This photograph shows the Garuda shrine, maha mandapa and eastern gopura, Vitthala temple complex, Hampi (Vijayanagara) by Alexander Greenlaw - 1856
This photograph shows an oblique view of an ornately decorated and domed stone shrine which resembles a chariot with large stone wheels and is set in a courtyard. To the left of the shrine is a section of a temple with elaborate detail and clusters of columns. To the right of the shrine is a towering gateway with elaborately sculpted tiers. Further to the right can be seen a small section of another structure which, to an extent, mirrors the section of temple to the left of the picture. The courtyard is overgrown with vegetation. Rocky hills can be seen in the background. Inscription bottom left.

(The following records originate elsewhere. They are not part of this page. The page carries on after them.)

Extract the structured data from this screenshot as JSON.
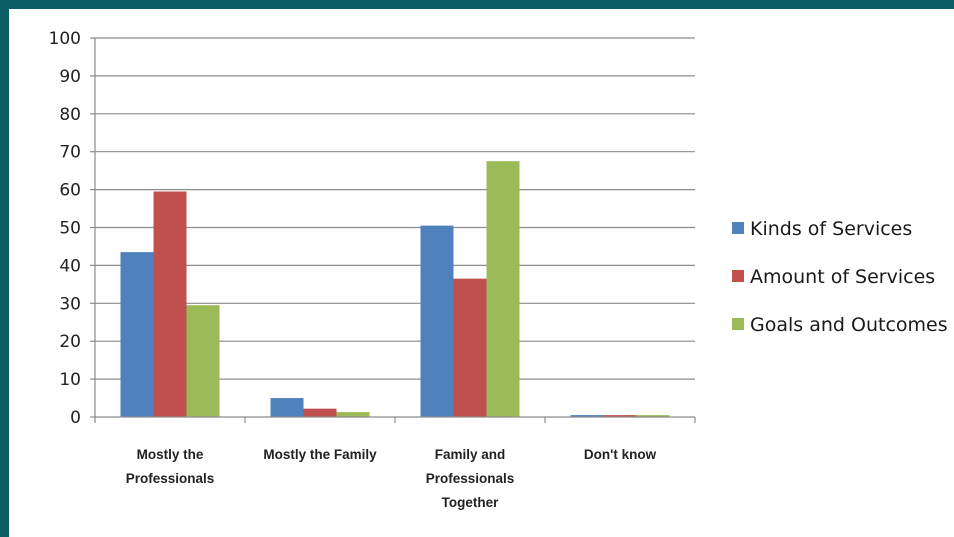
{
  "chart_data": {
    "type": "bar",
    "title": "",
    "xlabel": "",
    "ylabel": "",
    "ylim": [
      0,
      100
    ],
    "yticks": [
      "0",
      "10",
      "20",
      "30",
      "40",
      "50",
      "60",
      "70",
      "80",
      "90",
      "100"
    ],
    "categories": [
      [
        "Mostly the",
        "Professionals"
      ],
      [
        "Mostly the Family"
      ],
      [
        "Family and",
        "Professionals",
        "Together"
      ],
      [
        "Don't know"
      ]
    ],
    "series": [
      {
        "name": "Kinds of Services",
        "color": "#4f81bd",
        "values": [
          43.5,
          5,
          50.5,
          0.5
        ]
      },
      {
        "name": "Amount of Services",
        "color": "#c0504d",
        "values": [
          59.5,
          2.2,
          36.5,
          0.5
        ]
      },
      {
        "name": "Goals and Outcomes",
        "color": "#9bbb59",
        "values": [
          29.5,
          1.3,
          67.5,
          0.5
        ]
      }
    ],
    "grid": true,
    "legend": "right"
  }
}
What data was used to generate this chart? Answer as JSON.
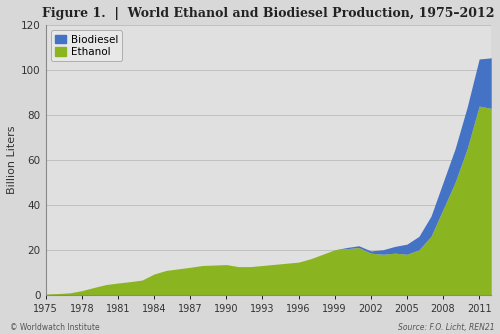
{
  "title": "Figure 1.  |  World Ethanol and Biodiesel Production, 1975–2012",
  "ylabel": "Billion Liters",
  "xlabel": "",
  "background_color": "#d8d8d8",
  "plot_bg_color": "#e0e0e0",
  "ethanol_color": "#8ab520",
  "biodiesel_color": "#4472c4",
  "ylim": [
    0,
    120
  ],
  "yticks": [
    0,
    20,
    40,
    60,
    80,
    100,
    120
  ],
  "xtick_labels": [
    "1975",
    "1978",
    "1981",
    "1984",
    "1987",
    "1990",
    "1993",
    "1996",
    "1999",
    "2002",
    "2005",
    "2008",
    "2011"
  ],
  "footer_left": "© Worldwatch Institute",
  "footer_right": "Source: F.O. Licht, REN21",
  "years": [
    1975,
    1976,
    1977,
    1978,
    1979,
    1980,
    1981,
    1982,
    1983,
    1984,
    1985,
    1986,
    1987,
    1988,
    1989,
    1990,
    1991,
    1992,
    1993,
    1994,
    1995,
    1996,
    1997,
    1998,
    1999,
    2000,
    2001,
    2002,
    2003,
    2004,
    2005,
    2006,
    2007,
    2008,
    2009,
    2010,
    2011,
    2012
  ],
  "ethanol": [
    0.3,
    0.5,
    0.8,
    1.8,
    3.2,
    4.5,
    5.2,
    5.8,
    6.5,
    9.2,
    10.8,
    11.5,
    12.2,
    13.0,
    13.2,
    13.4,
    12.5,
    12.5,
    13.0,
    13.5,
    14.0,
    14.5,
    16.0,
    18.0,
    20.0,
    20.5,
    21.0,
    18.5,
    18.0,
    18.5,
    18.0,
    20.0,
    26.0,
    38.0,
    50.0,
    65.0,
    84.0,
    83.0
  ],
  "biodiesel": [
    0.0,
    0.0,
    0.0,
    0.0,
    0.0,
    0.0,
    0.0,
    0.0,
    0.0,
    0.0,
    0.0,
    0.0,
    0.0,
    0.0,
    0.0,
    0.0,
    0.0,
    0.0,
    0.0,
    0.0,
    0.0,
    0.0,
    0.0,
    0.0,
    0.0,
    0.5,
    0.8,
    1.0,
    2.0,
    3.0,
    4.5,
    6.0,
    9.0,
    12.0,
    15.0,
    18.5,
    21.0,
    22.5
  ],
  "legend_biodiesel": "Biodiesel",
  "legend_ethanol": "Ethanol"
}
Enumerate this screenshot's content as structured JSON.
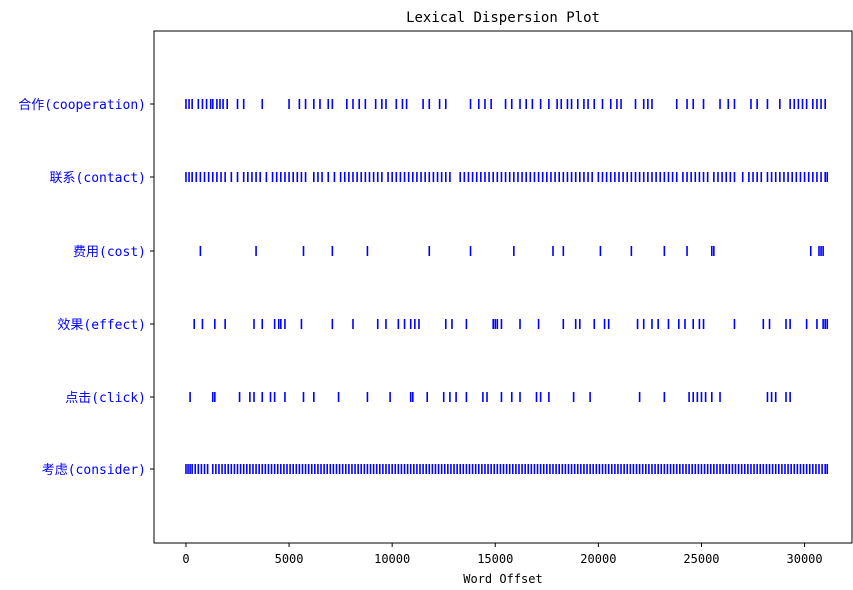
{
  "chart_data": {
    "type": "scatter",
    "subtype": "lexical-dispersion",
    "title": "Lexical Dispersion Plot",
    "xlabel": "Word Offset",
    "ylabel": "",
    "xlim": [
      -1550,
      32300
    ],
    "x_ticks": [
      0,
      5000,
      10000,
      15000,
      20000,
      25000,
      30000
    ],
    "x_tick_labels": [
      "0",
      "5000",
      "10000",
      "15000",
      "20000",
      "25000",
      "30000"
    ],
    "grid": false,
    "legend": "none",
    "colors": {
      "marks": "#0000ff",
      "labels": "#0000ff",
      "axes": "#000000"
    },
    "series": [
      {
        "name": "合作(cooperation)",
        "x": [
          0,
          150,
          300,
          600,
          800,
          1000,
          1200,
          1300,
          1500,
          1650,
          1800,
          2000,
          2500,
          2800,
          3700,
          5000,
          5500,
          5800,
          6200,
          6500,
          6900,
          7100,
          7800,
          8100,
          8400,
          8700,
          9200,
          9500,
          9700,
          10200,
          10500,
          10700,
          11500,
          11800,
          12300,
          12600,
          13800,
          14200,
          14500,
          14800,
          15500,
          15800,
          16200,
          16500,
          16800,
          17200,
          17600,
          18000,
          18200,
          18500,
          18700,
          19000,
          19300,
          19500,
          19800,
          20200,
          20600,
          20900,
          21100,
          21800,
          22200,
          22400,
          22600,
          23800,
          24300,
          24600,
          25100,
          25900,
          26300,
          26600,
          27400,
          27700,
          28200,
          28800,
          29300,
          29500,
          29700,
          29900,
          30100,
          30400,
          30600,
          30800,
          31000
        ]
      },
      {
        "name": "联系(contact)",
        "x": [
          0,
          150,
          300,
          500,
          700,
          900,
          1100,
          1300,
          1500,
          1700,
          1900,
          2200,
          2500,
          2800,
          3000,
          3200,
          3400,
          3600,
          3900,
          4200,
          4400,
          4600,
          4800,
          5000,
          5200,
          5400,
          5600,
          5800,
          6200,
          6400,
          6600,
          6900,
          7200,
          7500,
          7700,
          7900,
          8100,
          8300,
          8500,
          8700,
          8900,
          9100,
          9300,
          9500,
          9800,
          10000,
          10200,
          10400,
          10600,
          10800,
          11000,
          11200,
          11400,
          11600,
          11800,
          12000,
          12200,
          12400,
          12600,
          12800,
          13300,
          13500,
          13700,
          13900,
          14100,
          14300,
          14500,
          14700,
          14900,
          15100,
          15300,
          15500,
          15700,
          15900,
          16100,
          16300,
          16500,
          16700,
          16900,
          17100,
          17300,
          17500,
          17700,
          17900,
          18100,
          18300,
          18500,
          18700,
          18900,
          19100,
          19300,
          19500,
          19700,
          20000,
          20200,
          20400,
          20600,
          20800,
          21000,
          21200,
          21400,
          21600,
          21800,
          22000,
          22200,
          22400,
          22600,
          22800,
          23000,
          23200,
          23400,
          23600,
          23800,
          24100,
          24300,
          24500,
          24700,
          24900,
          25100,
          25300,
          25600,
          25800,
          26000,
          26200,
          26400,
          26600,
          27000,
          27300,
          27500,
          27700,
          27900,
          28200,
          28400,
          28600,
          28800,
          29000,
          29200,
          29400,
          29600,
          29800,
          30000,
          30200,
          30400,
          30600,
          30800,
          31000,
          31100
        ]
      },
      {
        "name": "费用(cost)",
        "x": [
          700,
          3400,
          5700,
          7100,
          8800,
          11800,
          13800,
          15900,
          17800,
          18300,
          20100,
          21600,
          23200,
          24300,
          25500,
          25600,
          30300,
          30700,
          30800,
          30900
        ]
      },
      {
        "name": "效果(effect)",
        "x": [
          400,
          800,
          1400,
          1900,
          3300,
          3700,
          4300,
          4500,
          4600,
          4800,
          5600,
          7100,
          8100,
          9300,
          9700,
          10300,
          10600,
          10900,
          11100,
          11300,
          12600,
          12900,
          13600,
          14900,
          15000,
          15100,
          15300,
          16200,
          17100,
          18300,
          18900,
          19100,
          19800,
          20300,
          20500,
          21900,
          22200,
          22600,
          22900,
          23400,
          23900,
          24200,
          24600,
          24900,
          25100,
          26600,
          28000,
          28300,
          29100,
          29300,
          30100,
          30600,
          30900,
          31000,
          31100
        ]
      },
      {
        "name": "点击(click)",
        "x": [
          200,
          1300,
          1400,
          2600,
          3100,
          3300,
          3700,
          4100,
          4300,
          4800,
          5700,
          6200,
          7400,
          8800,
          9900,
          10900,
          11000,
          11700,
          12500,
          12800,
          13100,
          13600,
          14400,
          14600,
          15300,
          15800,
          16200,
          17000,
          17200,
          17600,
          18800,
          19600,
          22000,
          23200,
          24400,
          24600,
          24800,
          25000,
          25200,
          25500,
          25900,
          28200,
          28400,
          28600,
          29100,
          29300
        ]
      },
      {
        "name": "考虑(consider)",
        "x": [
          0,
          100,
          200,
          300,
          450,
          600,
          750,
          900,
          1050,
          1300,
          1450,
          1600,
          1750,
          1900,
          2050,
          2200,
          2350,
          2500,
          2650,
          2800,
          2950,
          3100,
          3250,
          3400,
          3550,
          3700,
          3850,
          4000,
          4150,
          4300,
          4450,
          4600,
          4750,
          4900,
          5050,
          5200,
          5350,
          5500,
          5650,
          5800,
          5950,
          6100,
          6250,
          6400,
          6550,
          6700,
          6850,
          7000,
          7150,
          7300,
          7450,
          7600,
          7750,
          7900,
          8050,
          8200,
          8350,
          8500,
          8650,
          8800,
          8950,
          9100,
          9250,
          9400,
          9550,
          9700,
          9850,
          10000,
          10150,
          10300,
          10450,
          10600,
          10750,
          10900,
          11050,
          11200,
          11350,
          11500,
          11650,
          11800,
          11950,
          12100,
          12250,
          12400,
          12550,
          12700,
          12850,
          13000,
          13150,
          13300,
          13450,
          13600,
          13750,
          13900,
          14050,
          14200,
          14350,
          14500,
          14650,
          14800,
          14950,
          15100,
          15250,
          15400,
          15550,
          15700,
          15850,
          16000,
          16150,
          16300,
          16450,
          16600,
          16750,
          16900,
          17050,
          17200,
          17350,
          17500,
          17650,
          17800,
          17950,
          18100,
          18250,
          18400,
          18550,
          18700,
          18850,
          19000,
          19150,
          19300,
          19450,
          19600,
          19750,
          19900,
          20050,
          20200,
          20350,
          20500,
          20650,
          20800,
          20950,
          21100,
          21250,
          21400,
          21550,
          21700,
          21850,
          22000,
          22150,
          22300,
          22450,
          22600,
          22750,
          22900,
          23050,
          23200,
          23350,
          23500,
          23650,
          23800,
          23950,
          24100,
          24250,
          24400,
          24550,
          24700,
          24850,
          25000,
          25150,
          25300,
          25450,
          25600,
          25750,
          25900,
          26050,
          26200,
          26350,
          26500,
          26650,
          26800,
          26950,
          27100,
          27250,
          27400,
          27550,
          27700,
          27850,
          28000,
          28150,
          28300,
          28450,
          28600,
          28750,
          28900,
          29050,
          29200,
          29350,
          29500,
          29650,
          29800,
          29950,
          30100,
          30250,
          30400,
          30550,
          30700,
          30850,
          31000,
          31100
        ]
      }
    ]
  }
}
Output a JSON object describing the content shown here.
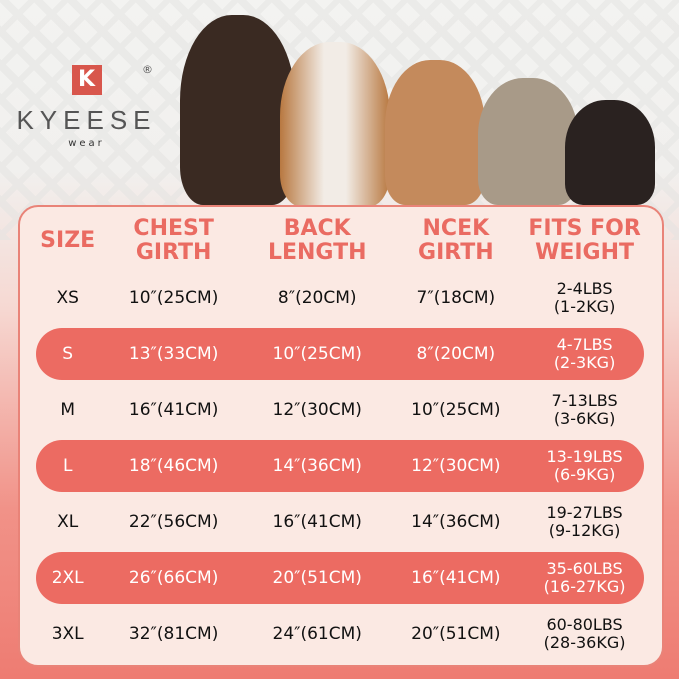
{
  "brand": {
    "logo_letter": "K",
    "name": "KYEESE",
    "sub": "wear",
    "registered": "®"
  },
  "colors": {
    "accent": "#ec6b62",
    "panel": "#fbe9e3",
    "heading": "#ea6b62"
  },
  "table": {
    "headers": [
      "SIZE",
      "CHEST GIRTH",
      "BACK LENGTH",
      "NCEK GIRTH",
      "FITS FOR WEIGHT"
    ],
    "rows": [
      {
        "size": "XS",
        "chest": "10″(25CM)",
        "back": "8″(20CM)",
        "neck": "7″(18CM)",
        "weight_lbs": "2-4LBS",
        "weight_kg": "(1-2KG)"
      },
      {
        "size": "S",
        "chest": "13″(33CM)",
        "back": "10″(25CM)",
        "neck": "8″(20CM)",
        "weight_lbs": "4-7LBS",
        "weight_kg": "(2-3KG)"
      },
      {
        "size": "M",
        "chest": "16″(41CM)",
        "back": "12″(30CM)",
        "neck": "10″(25CM)",
        "weight_lbs": "7-13LBS",
        "weight_kg": "(3-6KG)"
      },
      {
        "size": "L",
        "chest": "18″(46CM)",
        "back": "14″(36CM)",
        "neck": "12″(30CM)",
        "weight_lbs": "13-19LBS",
        "weight_kg": "(6-9KG)"
      },
      {
        "size": "XL",
        "chest": "22″(56CM)",
        "back": "16″(41CM)",
        "neck": "14″(36CM)",
        "weight_lbs": "19-27LBS",
        "weight_kg": "(9-12KG)"
      },
      {
        "size": "2XL",
        "chest": "26″(66CM)",
        "back": "20″(51CM)",
        "neck": "16″(41CM)",
        "weight_lbs": "35-60LBS",
        "weight_kg": "(16-27KG)"
      },
      {
        "size": "3XL",
        "chest": "32″(81CM)",
        "back": "24″(61CM)",
        "neck": "20″(51CM)",
        "weight_lbs": "60-80LBS",
        "weight_kg": "(28-36KG)"
      }
    ]
  }
}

Vijayanagara, meaning ‘city of victory’ was the imperial capital of the last great Hindu empire to rule south India. Established in 1336 and named after its capital, the Vijayanagara empire expanded and prospered throughout the next century. In 1565, this impressive city was sacked by armies from the Deccan sultanates and never rebuilt. Now known as the ‘Group of Monuments at Hampi’, the site represents the empire’s finest and highest concentration of architecture. Classified into religious, courtly and military buildings, its pillared audience halls and towering gateways are its stylistic hallmarks. Many secular buildings bear Islamic features, displaying the city’s cosmopolitan inception. Some of its religious complexes remain in use today.
Amateur British colonial photographer, Alexander Greenlaw was the first to extensively photograph the site in 1855-56. The resulting series of waxed paper negatives were made available to the V&A and printed in 1910. These are the earliest known prints.